I had this idea, see, that so long as I didn’t submerge myself, I wasn’t really disobeying.
My eighth grade year passed by and I kept my little secret about the lake. Summer came, delivering singeing days and firefly nights. I had my habit: Every day, after I’d finished the morning chores, I went walking.
And every day, I found myself at the lake.
Well, it didn’t take long, that scalding summer, for me to give in. It started like it always did: I sat down at the water’s edge, slipped out of my sneakers and peeled off my socks, looked one last time up the road for a telltale cloud of dust.
Nobody was around. Nobody would know.
I stepped into the lake. Oh, it felt so good. I waded a bit deeper, then just a little deeper, then just a bit deeper–and then I plunged, thinking I would swim.
Something went wrong. The bottom of the lake wasn’t sandy anymore. No. Away from its edges, it oozed slime that slipped up between my toes, sucking at my feet. The water, crystalline on the surface, was murky, greenish brown down below. How could this be? How could the lake that looked so pure from its shore be so full of muck?
I panicked, fighting the muddy suction, desperate to lift my feet, to return to dry land. I flailed and kicked and fought as aquatic weeds entangled my legs. Struggling, I took in a mouthful of fetid water. I spit and sputtered. Looking up I realized I was farther from shore than I’d meant to be. I had a battle to fight. And no one could help me, because no one knew I was in the lake.

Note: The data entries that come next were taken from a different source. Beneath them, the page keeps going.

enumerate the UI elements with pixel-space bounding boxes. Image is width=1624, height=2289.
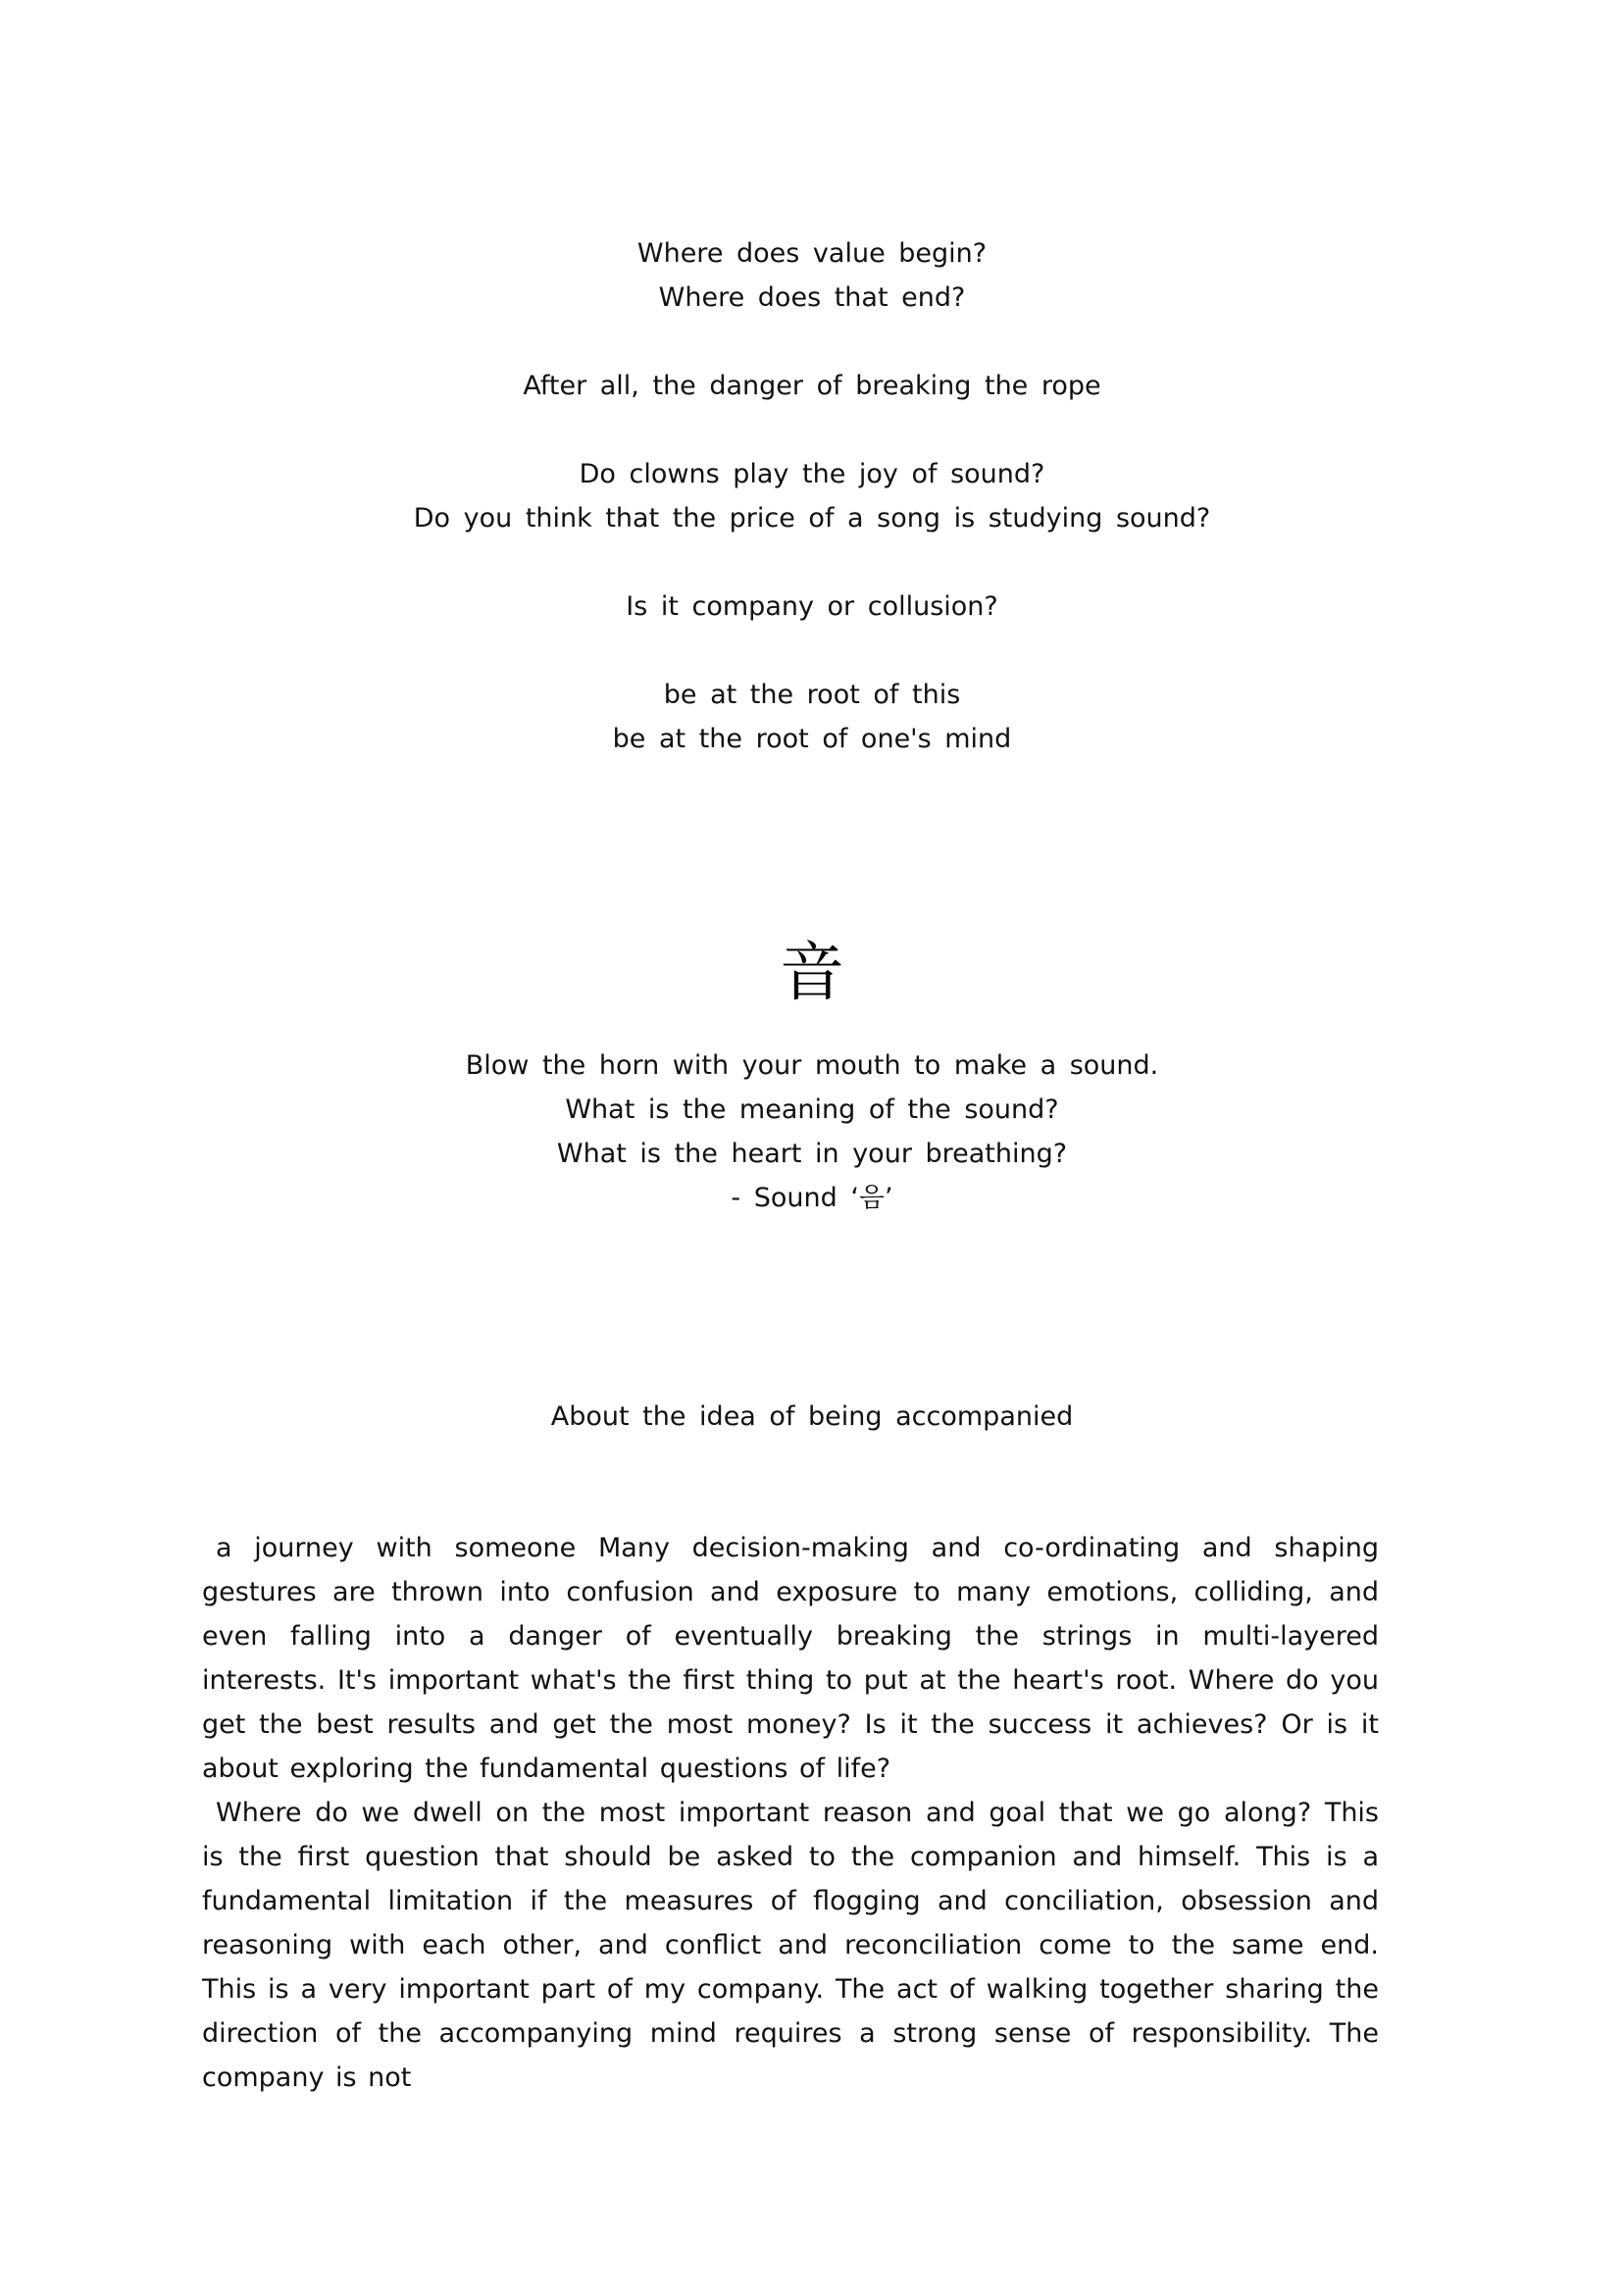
caption-line: What is the heart in your breathing? <box>556 1139 1068 1169</box>
poem-line: Do clowns play the joy of sound? <box>579 459 1045 489</box>
sound-kanji-character: 音 <box>780 935 844 1010</box>
stanza-gap <box>0 320 1624 364</box>
poem-line: Where does value begin? <box>636 238 988 269</box>
essay-paragraph: Where do we dwell on the most important reason and goal that we go along? This is the first question that should be asked to the companion and himself. This is a fundamental limitation if the measures of flogging and conciliation, obsession and reasoning with each other, and conflict and reconciliation come to the same end. This is a very important part of my company. The act of walking together sharing the direction of the accompanying mind requires a strong sense of responsibility. The company is not <box>202 1798 1379 2093</box>
poem-line: Is it company or collusion? <box>626 591 998 622</box>
caption-line: What is the meaning of the sound? <box>565 1094 1059 1125</box>
caption-attribution: - Sound ‘음’ <box>731 1183 893 1213</box>
caption-line: Blow the horn with your mouth to make a sound. <box>465 1050 1159 1081</box>
poem-stanza-group <box>0 231 1624 761</box>
poem-line: be at the root of one's mind <box>612 724 1012 754</box>
stanza-gap <box>0 408 1624 452</box>
stanza-gap <box>0 540 1624 585</box>
poem-line: be at the root of this <box>663 680 961 710</box>
poem-line: Where does that end? <box>658 282 966 313</box>
poem-line: After all, the danger of breaking the rope <box>523 371 1101 401</box>
essay-body <box>202 1526 1379 2100</box>
poem-line: Do you think that the price of a song is studying sound? <box>413 503 1211 534</box>
kanji-caption <box>0 1043 1624 1220</box>
section-heading: About the idea of being accompanied <box>550 1401 1074 1432</box>
stanza-gap <box>0 629 1624 673</box>
essay-paragraph: a journey with someone Many decision-making and co-ordinating and shaping gestures are thrown into confusion and exposure to many emotions, colliding, and even falling into a danger of eventually breaking the strings in multi-layered interests. It's important what's the first thing to put at the heart's root. Where do you get the best results and get the most money? Is it the success it achieves? Or is it about exploring the fundamental questions of life? <box>202 1533 1379 1784</box>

I felt hands, sure and solid, on me before I saw him. Even today, I don’t know where he came from, but suddenly, I was hoisted up, clear of the nasty water, clear of the weedy snares, clear of the sucking mud. He carried me to shore and set me, gasping, on the grass. I heaved, bringing up more foul water.

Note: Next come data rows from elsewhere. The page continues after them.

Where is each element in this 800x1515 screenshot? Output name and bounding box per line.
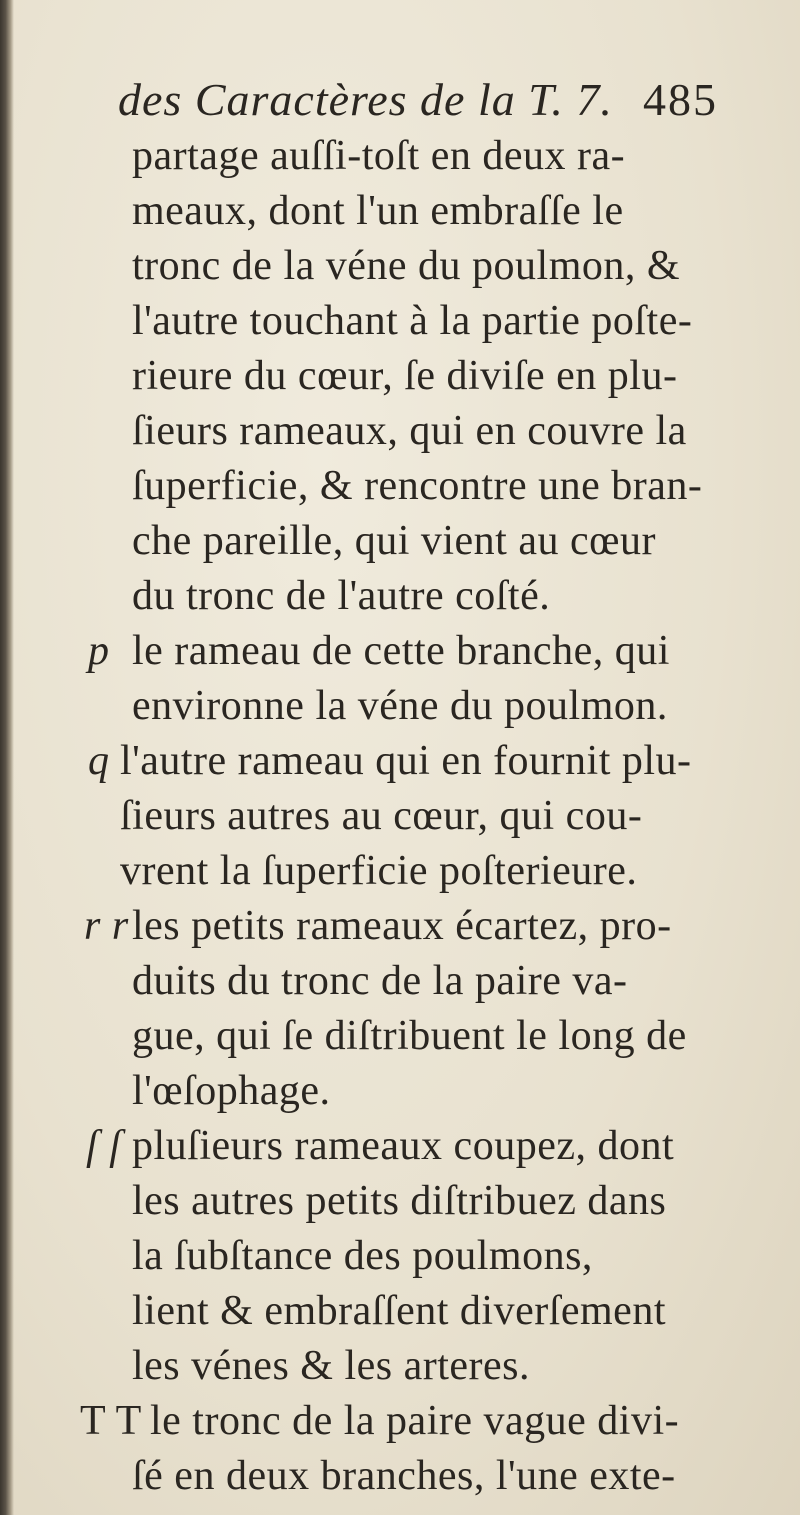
text-line: ſé en deux branches, l'une exte- bbox=[132, 1453, 676, 1499]
legend-marker-p: p bbox=[88, 628, 110, 674]
page-number: 485 bbox=[643, 74, 718, 125]
text-line: vrent la ſuperficie poſterieure. bbox=[120, 848, 638, 894]
text-line: l'œſophage. bbox=[132, 1068, 331, 1114]
legend-marker-q: q bbox=[88, 738, 110, 784]
text-line: environne la véne du poulmon. bbox=[132, 683, 668, 729]
text-line: les petits rameaux écartez, pro- bbox=[132, 903, 672, 949]
text-line: les autres petits diſtribuez dans bbox=[132, 1178, 667, 1224]
running-title: des Caractères de la T. 7. bbox=[118, 74, 613, 125]
legend-marker-tt: T T bbox=[80, 1398, 142, 1444]
legend-marker-rr: r r bbox=[84, 903, 129, 949]
running-header bbox=[118, 70, 718, 130]
text-line: ſieurs autres au cœur, qui cou- bbox=[120, 793, 643, 839]
text-line: l'autre rameau qui en fournit plu- bbox=[120, 738, 692, 784]
text-line: ſuperficie, & rencontre une bran- bbox=[132, 463, 703, 509]
text-line: gue, qui ſe diſtribuent le long de bbox=[132, 1013, 687, 1059]
text-line: du tronc de l'autre coſté. bbox=[132, 573, 551, 619]
text-line: meaux, dont l'un embraſſe le bbox=[132, 188, 624, 234]
text-line: l'autre touchant à la partie poſte- bbox=[132, 298, 693, 344]
text-line: les vénes & les arteres. bbox=[132, 1343, 531, 1389]
text-line: ſieurs rameaux, qui en couvre la bbox=[132, 408, 687, 454]
text-line: partage auſſi-toſt en deux ra- bbox=[132, 133, 626, 179]
text-line: le tronc de la paire vague divi- bbox=[150, 1398, 680, 1444]
text-line: rieure du cœur, ſe diviſe en plu- bbox=[132, 353, 678, 399]
text-line: che pareille, qui vient au cœur bbox=[132, 518, 656, 564]
text-line: le rameau de cette branche, qui bbox=[132, 628, 670, 674]
text-line: duits du tronc de la paire va- bbox=[132, 958, 628, 1004]
text-line: pluſieurs rameaux coupez, dont bbox=[132, 1123, 675, 1169]
text-line: la ſubſtance des poulmons, bbox=[132, 1233, 593, 1279]
text-line: lient & embraſſent diverſement bbox=[132, 1288, 666, 1334]
text-line: tronc de la véne du poulmon, & bbox=[132, 243, 681, 289]
legend-marker-ss: ſ ſ bbox=[86, 1123, 122, 1169]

The sun seared my skin dry in minutes. Slowly, my breath returned. My rescuer stood over me, wordless.
“Boy, do I ever stink!” I said, too self-absorbed to be grateful. “Mama told me this lake leaves a stench, and she was sure right. What do I do now? I can’t go on home, smelling like this! Mama will know!”
“Do you believe I saved you?” The tall man asked me. His voice fell soft around me. I expected a deep, gruff-sounding voice to match his strength.
“Believe it? Well of course I believe it! I was about to drown when you–you–where exactly did you come from?”
“My father sent me.”
“He sent you for me?” This story was too weird. I couldn’t make any sense of what the stranger had to say.
The man nodded. He had this funny gleam about him. Not light, exactly, not a fragrance, exactly, but he seemed, well, shiny. Fresh. New.
“Well, thanks for saving me,” I muttered. “But I’m going to get it when I get home. My mama warned me about this stink. She’s going to know in a minute that I’ve been in the lake. Everyone will know. There will be hell to pay. What do I do now?” I wailed. Mama was stern. Big as I was, she wasn’t above using the strap to drive her point home.
“I spilled blood to save you,” the strange man said. “Bathe in it.”
“What?!? Ewww! That would just make me stink even worse? Your blood? In this heat? Are you crazy?”
The man looked me in the eye. His strange glow unnerved me–I couldn’t return his gaze. As I lowered my eyes, he said, “Do you believe I saved you?”
His voice, sure and soft, hung in the air between us like a thing I could touch, pick up, hold on to.
“Well, yeah, of course I do!”
“Are you sorry you went swimming?
“Um, yeah! I nearly drowned!” I smirked. What kind of dumb question was that?
“To believe in me is to be bathed in my blood,” He said. “Calm down, stay out of the lake, believe, and the smell will disappear.”
Suddenly all my adolescent bravado evaporated. He fixed those eyes on me and something inside me collapsed into itself.
Something else inside me swelled up, like to bloom inside my chest.
I rose and walked down the dusty road, heading for home, clean.
6 If we say that we have fellowship with Him and yet walk in the darkness, we lie and do not practice the truth; 7 but if we walk in the Light as He Himself is in the Light, we have fellowship with one another, and the blood of Jesus His Son cleanses us from all sin.